Masih menurut Bapak, dalang di balik penyusupan humor di seluruh adegan wayang kulit adalah almarhum Ki Narto Sabdo, dalang dan seniman kesenian Jawa yang legendaris. Saya cenderung mempercayai pendapat Bapak itu. Bukan saja karena beberapa referensi memang menyatakan demikian. Dari pengalaman bertahun-tahun mendengarkan wayang kulit di radio, saya merasa versi Ki Narto Sabdo inilah yang paling lucu. Padahal beliau itu juga dalang paling senior yang pernah saya dengar. Sekali lagi, sayangnya saya belum pernah mendengarkan wayang kulit dari para senior beliau. Apa benar berbeda, dan apa benar bedanya bagai Cinderella dengan Cindelaras.

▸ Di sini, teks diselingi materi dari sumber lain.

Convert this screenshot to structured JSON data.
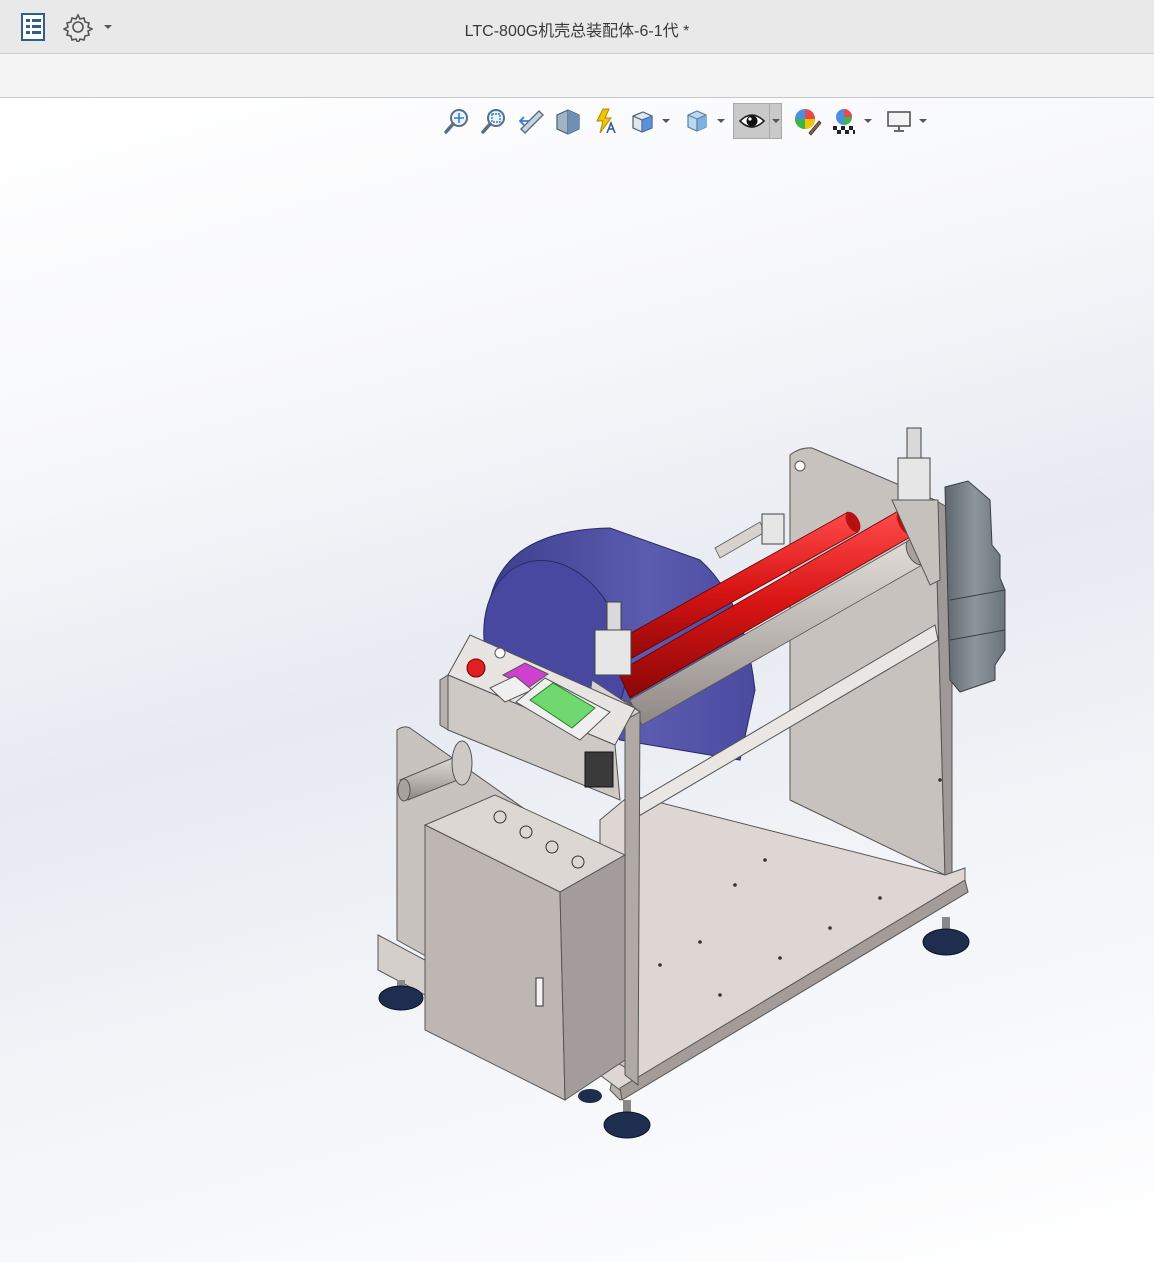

Yang jelas kalau kita lihat latar belakang dalang yang bernama asli Soenarto ini, mungkin wajar kalau beliau cenderung tampil beda. Dalang itu tradisinya turun-temurun. Sementara beliau 'hanya' putra seorang pengrajin wadah keris. Meski demikian, bakat seniman kelahiran tahun 1925 ini memang luar biasa. Selain mendalang, beliau juga pandai bermain biola, menabuh gendang dan menggubah gending. Bahkan banyak gending-gending karya Ki Narto yang jadi klasik. Seperti Sarung Jagung, Perahu Layar, dan Gambang Suling. Ki Narto sendiri meninggal tahun 1985, beberapa saat setelah menggubah gending berjudul 'lelayu' yang artinya 'kematian'.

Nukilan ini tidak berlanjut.